Perhaps the biggest reason for this failure is that only a small fraction of the additional income given to these corporations through tax cuts is spent within the state giving the tax cut. And if North Carolina acts like the rest of the economy, then corporations will put just 10% of this tax cut back into North Carolina. The remaining 90% will be distributed to shareholder across the globe, or invested in other states and nations.
So why will North Carolina receive just 10% of the benefits of scrapping the corporate income tax? Follow us below the fold to find out.
Most economists generally agree that corporate income taxes, at both the state and federal level, fall primarily on owners of capital. As a result, the benefits of state corporate income tax cuts are typically distributed according to nationwide ownership of capital assets such as stocks and bonds. Because the big and highly profitable corporations that pay the vast majority of state corporate income taxes are multi-state or even multi-national corporations, whose shareholders live around the world, a distributional analysis of a given state’s corporate income tax will typically assign much of the tax to residents of other states. This is why most incidence analyses (including the ones performed on North Carolina proposals by the Institute on Taxation and Economic Policy) show a fairly small impact of a given state’s corporate income tax on residents of that state—in this case, consensus points to just 10%.

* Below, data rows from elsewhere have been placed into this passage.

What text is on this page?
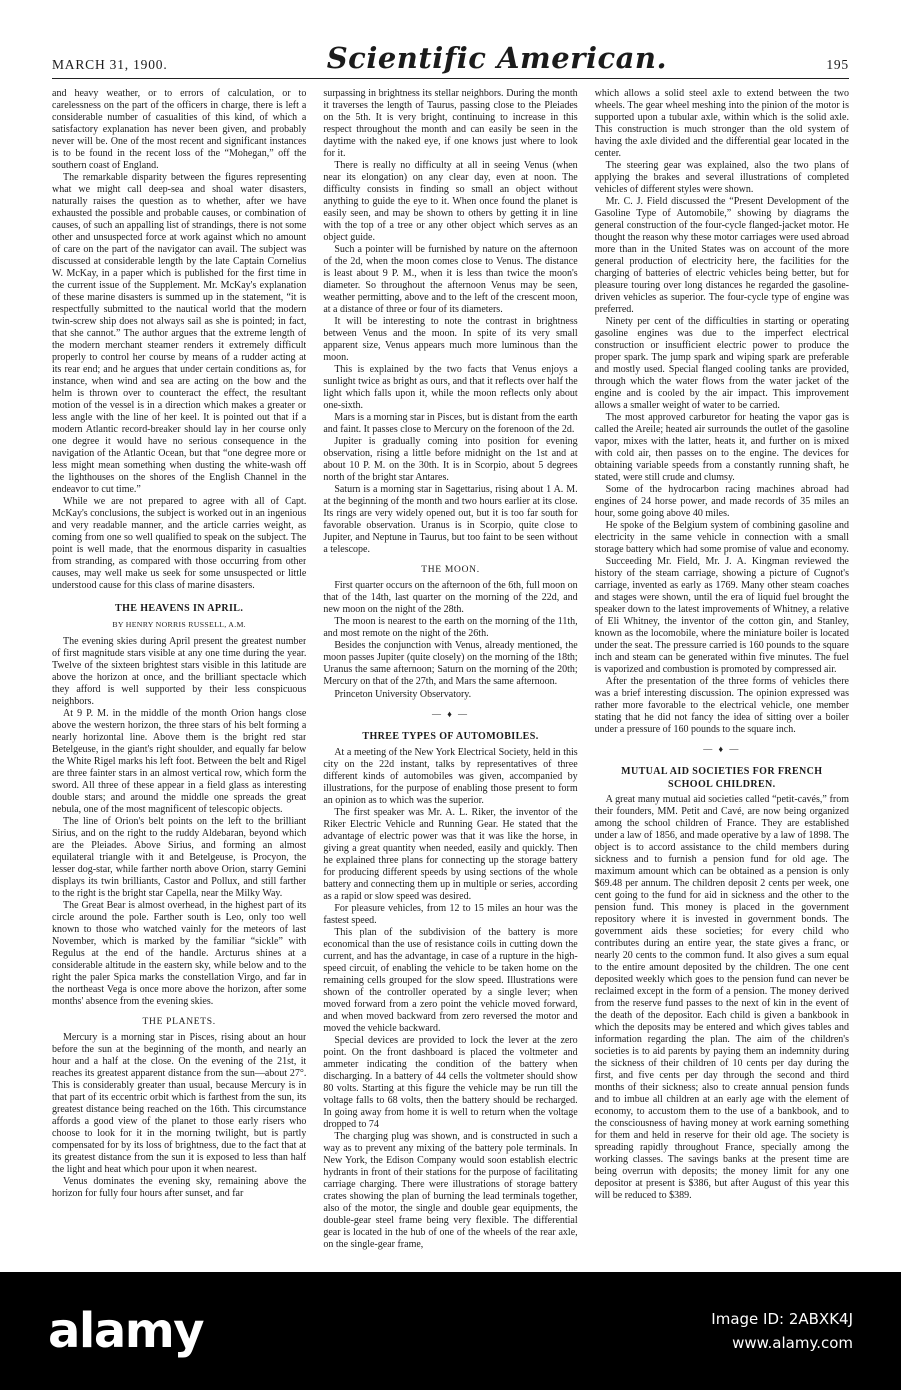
MARCH 31, 1900.	Scientific American.	195

and heavy weather, or to errors of calculation, or to carelessness on the part of the officers in charge, there is left a considerable number of casualities of this kind, of which a satisfactory explanation has never been given, and probably never will be. One of the most recent and significant instances is to be found in the recent loss of the “Mohegan,” off the southern coast of England.

The remarkable disparity between the figures representing what we might call deep-sea and shoal water disasters, naturally raises the question as to whether, after we have exhausted the possible and probable causes, or combination of causes, of such an appalling list of strandings, there is not some other and unsuspected force at work against which no amount of care on the part of the navigator can avail. The subject was discussed at considerable length by the late Captain Cornelius W. McKay, in a paper which is published for the first time in the current issue of the Supplement. Mr. McKay's explanation of these marine disasters is summed up in the statement, “it is respectfully submitted to the nautical world that the modern twin-screw ship does not always sail as she is pointed; in fact, that she cannot.” The author argues that the extreme length of the modern merchant steamer renders it extremely difficult properly to control her course by means of a rudder acting at its rear end; and he argues that under certain conditions as, for instance, when wind and sea are acting on the bow and the helm is thrown over to counteract the effect, the resultant motion of the vessel is in a direction which makes a greater or less angle with the line of her keel. It is pointed out that if a modern Atlantic record-breaker should lay in her course only one degree it would have no serious consequence in the navigation of the Atlantic Ocean, but that “one degree more or less might mean something when dusting the white-wash off the lighthouses on the shores of the English Channel in the endeavor to cut time.”

While we are not prepared to agree with all of Capt. McKay's conclusions, the subject is worked out in an ingenious and very readable manner, and the article carries weight, as coming from one so well qualified to speak on the subject. The point is well made, that the enormous disparity in casualties from stranding, as compared with those occurring from other causes, may well make us seek for some unsuspected or little understood cause for this class of marine disasters.

THE HEAVENS IN APRIL.

BY HENRY NORRIS RUSSELL, A.M.

The evening skies during April present the greatest number of first magnitude stars visible at any one time during the year. Twelve of the sixteen brightest stars visible in this latitude are above the horizon at once, and the brilliant spectacle which they afford is well supported by their less conspicuous neighbors.

At 9 P. M. in the middle of the month Orion hangs close above the western horizon, the three stars of his belt forming a nearly horizontal line. Above them is the bright red star Betelgeuse, in the giant's right shoulder, and equally far below the White Rigel marks his left foot. Between the belt and Rigel are three fainter stars in an almost vertical row, which form the sword. All three of these appear in a field glass as interesting double stars; and around the middle one spreads the great nebula, one of the most magnificent of telescopic objects.

The line of Orion's belt points on the left to the brilliant Sirius, and on the right to the ruddy Aldebaran, beyond which are the Pleiades. Above Sirius, and forming an almost equilateral triangle with it and Betelgeuse, is Procyon, the lesser dog-star, while farther north above Orion, starry Gemini displays its twin brilliants, Castor and Pollux, and still farther to the right is the bright star Capella, near the Milky Way.

The Great Bear is almost overhead, in the highest part of its circle around the pole. Farther south is Leo, only too well known to those who watched vainly for the meteors of last November, which is marked by the familiar “sickle” with Regulus at the end of the handle. Arcturus shines at a considerable altitude in the eastern sky, while below and to the right the paler Spica marks the constellation Virgo, and far in the northeast Vega is once more above the horizon, after some months' absence from the evening skies.

THE PLANETS.

Mercury is a morning star in Pisces, rising about an hour before the sun at the beginning of the month, and nearly an hour and a half at the close. On the evening of the 21st, it reaches its greatest apparent distance from the sun—about 27°. This is considerably greater than usual, because Mercury is in that part of its eccentric orbit which is farthest from the sun, its greatest distance being reached on the 16th. This circumstance affords a good view of the planet to those early risers who choose to look for it in the morning twilight, but is partly compensated for by its loss of brightness, due to the fact that at its greatest distance from the sun it is exposed to less than half the light and heat which pour upon it when nearest.

Venus dominates the evening sky, remaining above the horizon for fully four hours after sunset, and far

surpassing in brightness its stellar neighbors. During the month it traverses the length of Taurus, passing close to the Pleiades on the 5th. It is very bright, continuing to increase in this respect throughout the month and can easily be seen in the daytime with the naked eye, if one knows just where to look for it.

There is really no difficulty at all in seeing Venus (when near its elongation) on any clear day, even at noon. The difficulty consists in finding so small an object without anything to guide the eye to it. When once found the planet is easily seen, and may be shown to others by getting it in line with the top of a tree or any other object which serves as an object guide.

Such a pointer will be furnished by nature on the afternoon of the 2d, when the moon comes close to Venus. The distance is least about 9 P. M., when it is less than twice the moon's diameter. So throughout the afternoon Venus may be seen, weather permitting, above and to the left of the crescent moon, at a distance of three or four of its diameters.

It will be interesting to note the contrast in brightness between Venus and the moon. In spite of its very small apparent size, Venus appears much more luminous than the moon.

This is explained by the two facts that Venus enjoys a sunlight twice as bright as ours, and that it reflects over half the light which falls upon it, while the moon reflects only about one-sixth.

Mars is a morning star in Pisces, but is distant from the earth and faint. It passes close to Mercury on the forenoon of the 2d.

Jupiter is gradually coming into position for evening observation, rising a little before midnight on the 1st and at about 10 P. M. on the 30th. It is in Scorpio, about 5 degrees north of the bright star Antares.

Saturn is a morning star in Sagettarius, rising about 1 A. M. at the beginning of the month and two hours earlier at its close. Its rings are very widely opened out, but it is too far south for favorable observation. Uranus is in Scorpio, quite close to Jupiter, and Neptune in Taurus, but too faint to be seen without a telescope.

THE MOON.

First quarter occurs on the afternoon of the 6th, full moon on that of the 14th, last quarter on the morning of the 22d, and new moon on the night of the 28th.

The moon is nearest to the earth on the morning of the 11th, and most remote on the night of the 26th.

Besides the conjunction with Venus, already mentioned, the moon passes Jupiter (quite closely) on the morning of the 18th; Uranus the same afternoon; Saturn on the morning of the 20th; Mercury on that of the 27th, and Mars the same afternoon.

Princeton University Observatory.

— ♦ —

THREE TYPES OF AUTOMOBILES.

At a meeting of the New York Electrical Society, held in this city on the 22d instant, talks by representatives of three different kinds of automobiles was given, accompanied by illustrations, for the purpose of enabling those present to form an opinion as to which was the superior.

The first speaker was Mr. A. L. Riker, the inventor of the Riker Electric Vehicle and Running Gear. He stated that the advantage of electric power was that it was like the horse, in giving a great quantity when needed, easily and quickly. Then he explained three plans for connecting up the storage battery for producing different speeds by using sections of the whole battery and connecting them up in multiple or series, according as a rapid or slow speed was desired.

For pleasure vehicles, from 12 to 15 miles an hour was the fastest speed.

This plan of the subdivision of the battery is more economical than the use of resistance coils in cutting down the current, and has the advantage, in case of a rupture in the high-speed circuit, of enabling the vehicle to be taken home on the remaining cells grouped for the slow speed. Illustrations were shown of the controller operated by a single lever; when moved forward from a zero point the vehicle moved forward, and when moved backward from zero reversed the motor and moved the vehicle backward.

Special devices are provided to lock the lever at the zero point. On the front dashboard is placed the voltmeter and ammeter indicating the condition of the battery when discharging. In a battery of 44 cells the voltmeter should show 80 volts. Starting at this figure the vehicle may be run till the voltage falls to 68 volts, then the battery should be recharged. In going away from home it is well to return when the voltage dropped to 74

The charging plug was shown, and is constructed in such a way as to prevent any mixing of the battery pole terminals. In New York, the Edison Company would soon establish electric hydrants in front of their stations for the purpose of facilitating carriage charging. There were illustrations of storage battery crates showing the plan of burning the lead terminals together, also of the motor, the single and double gear equipments, the double-gear steel frame being very flexible. The differential gear is located in the hub of one of the wheels of the rear axle, on the single-gear frame,

which allows a solid steel axle to extend between the two wheels. The gear wheel meshing into the pinion of the motor is supported upon a tubular axle, within which is the solid axle. This construction is much stronger than the old system of having the axle divided and the differential gear located in the center.

The steering gear was explained, also the two plans of applying the brakes and several illustrations of completed vehicles of different styles were shown.

Mr. C. J. Field discussed the “Present Development of the Gasoline Type of Automobile,” showing by diagrams the general construction of the four-cycle flanged-jacket motor. He thought the reason why these motor carriages were used abroad more than in the United States was on account of the more general production of electricity here, the facilities for the charging of batteries of electric vehicles being better, but for pleasure touring over long distances he regarded the gasoline-driven vehicles as superior. The four-cycle type of engine was preferred.

Ninety per cent of the difficulties in starting or operating gasoline engines was due to the imperfect electrical construction or insufficient electric power to produce the proper spark. The jump spark and wiping spark are preferable and mostly used. Special flanged cooling tanks are provided, through which the water flows from the water jacket of the engine and is cooled by the air impact. This improvement allows a smaller weight of water to be carried.

The most approved carburetor for heating the vapor gas is called the Areile; heated air surrounds the outlet of the gasoline vapor, mixes with the latter, heats it, and further on is mixed with cold air, then passes on to the engine. The devices for obtaining variable speeds from a constantly running shaft, he stated, were still crude and clumsy.

Some of the hydrocarbon racing machines abroad had engines of 24 horse power, and made records of 35 miles an hour, some going above 40 miles.

He spoke of the Belgium system of combining gasoline and electricity in the same vehicle in connection with a small storage battery which had some promise of value and economy.

Succeeding Mr. Field, Mr. J. A. Kingman reviewed the history of the steam carriage, showing a picture of Cugnot's carriage, invented as early as 1769. Many other steam coaches and stages were shown, until the era of liquid fuel brought the speaker down to the latest improvements of Whitney, a relative of Eli Whitney, the inventor of the cotton gin, and Stanley, known as the locomobile, where the miniature boiler is located under the seat. The pressure carried is 160 pounds to the square inch and steam can be generated within five minutes. The fuel is vaporized and combustion is promoted by compressed air.

After the presentation of the three forms of vehicles there was a brief interesting discussion. The opinion expressed was rather more favorable to the electrical vehicle, one member stating that he did not fancy the idea of sitting over a boiler under a pressure of 160 pounds to the square inch.

— ♦ —

MUTUAL AID SOCIETIES FOR FRENCH SCHOOL CHILDREN.

A great many mutual aid societies called “petit-cavés,” from their founders, MM. Petit and Cavé, are now being organized among the school children of France. They are established under a law of 1856, and made operative by a law of 1898. The object is to accord assistance to the child members during sickness and to furnish a pension fund for old age. The maximum amount which can be obtained as a pension is only $69.48 per annum. The children deposit 2 cents per week, one cent going to the fund for aid in sickness and the other to the pension fund. This money is placed in the government repository where it is invested in government bonds. The government aids these societies; for every child who contributes during an entire year, the state gives a franc, or nearly 20 cents to the common fund. It also gives a sum equal to the entire amount deposited by the children. The one cent deposited weekly which goes to the pension fund can never be reclaimed except in the form of a pension. The money derived from the reserve fund passes to the next of kin in the event of the death of the depositor. Each child is given a bankbook in which the deposits may be entered and which gives tables and information regarding the plan. The aim of the children's societies is to aid parents by paying them an indemnity during the sickness of their children of 10 cents per day during the first, and five cents per day through the second and third months of their sickness; also to create annual pension funds and to imbue all children at an early age with the element of economy, to accustom them to the use of a bankbook, and to the consciousness of having money at work earning something for them and held in reserve for their old age. The society is spreading rapidly throughout France, specially among the working classes. The savings banks at the present time are being overrun with deposits; the money limit for any one depositor at present is $386, but after August of this year this will be reduced to $389.

alamy	Image ID: 2ABXK4J
www.alamy.com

Additionally, aside from losing 90% of the tax cut benefit to shareholders and investors outside of North Carolina, corporate tax cuts generally make poor strategy for boosting economic growth because corporations are unlikely to expand or relocate because of state income tax cuts. State and local taxes are typically only 2 percent or less of business costs. Expenses for labor, property, equipment, and transportation are much more substantial.

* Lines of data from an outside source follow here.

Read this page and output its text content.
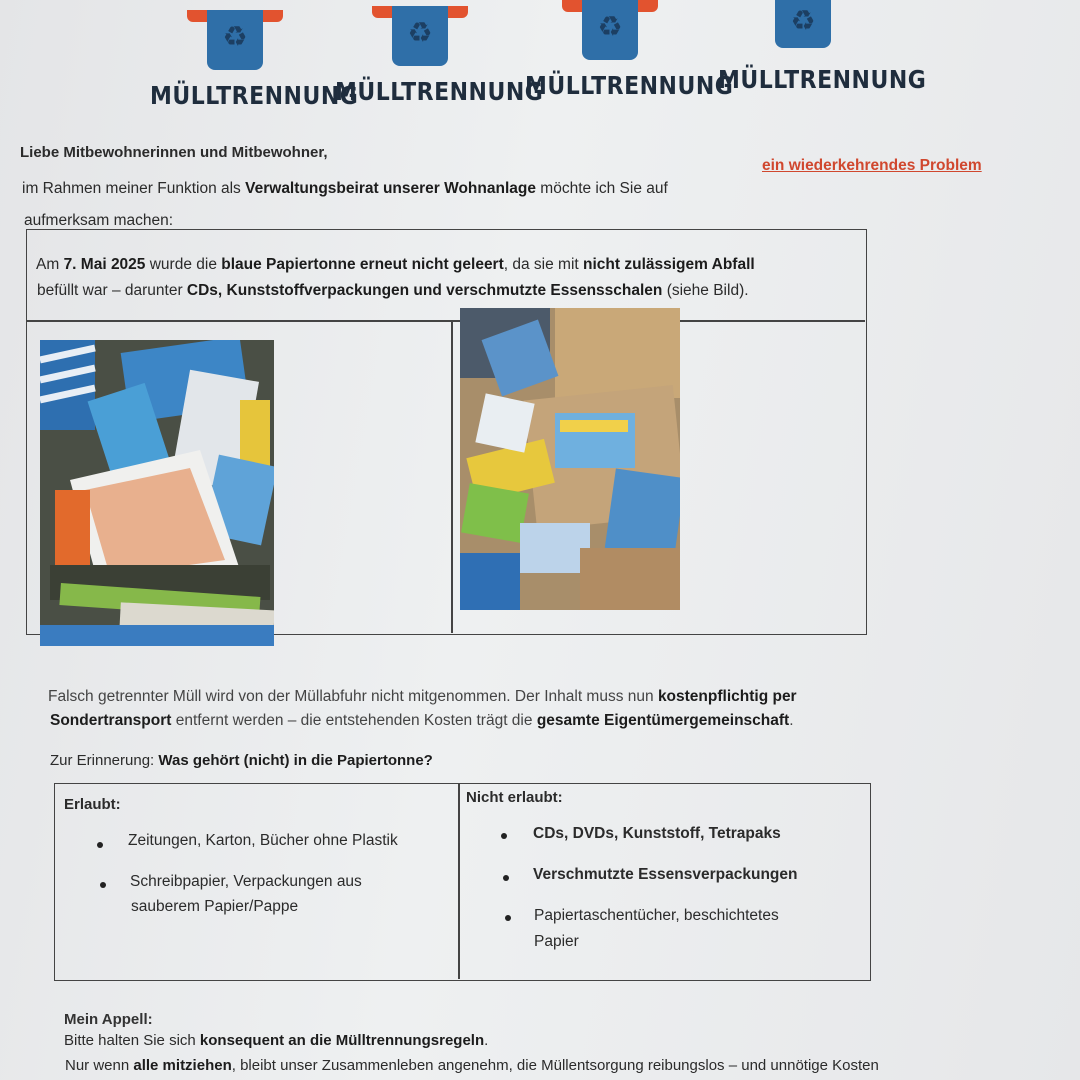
♻
MÜLLTRENNUNG
♻
MÜLLTRENNUNG
♻
MÜLLTRENNUNG
♻
MÜLLTRENNUNG
Liebe Mitbewohnerinnen und Mitbewohner,
im Rahmen meiner Funktion als Verwaltungsbeirat unserer Wohnanlage möchte ich Sie auf
ein wiederkehrendes Problem
aufmerksam machen:
Am 7. Mai 2025 wurde die blaue Papiertonne erneut nicht geleert, da sie mit nicht zulässigem Abfall
befüllt war – darunter CDs, Kunststoffverpackungen und verschmutzte Essensschalen (siehe Bild).
Falsch getrennter Müll wird von der Müllabfuhr nicht mitgenommen. Der Inhalt muss nun kostenpflichtig per
Sondertransport entfernt werden – die entstehenden Kosten trägt die gesamte Eigentümergemeinschaft.
Zur Erinnerung: Was gehört (nicht) in die Papiertonne?
Erlaubt:	Nicht erlaubt:
Zeitungen, Karton, Bücher ohne Plastik
Schreibpapier, Verpackungen aus
sauberem Papier/Pappe
CDs, DVDs, Kunststoff, Tetrapaks
Verschmutzte Essensverpackungen
Papiertaschentücher, beschichtetes
Papier
Mein Appell:
Bitte halten Sie sich konsequent an die Mülltrennungsregeln.
Nur wenn alle mitziehen, bleibt unser Zusammenleben angenehm, die Müllentsorgung reibungslos – und unnötige Kosten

Far more important to businesses’ decisions about hiring is whether there is customer demand. Today demand is low, which is why so many companies across the nation are sitting on record profits rather than expanding. A business that gets a tax cut will not hire if it doesn’t feel it can sell more of what it makes. And when demand does increase, businesses will hire whether they have gotten a tax cut or not.
The evidence is clear—eliminating the corporate income tax is a poor strategy for boosting North Carolina’s economy.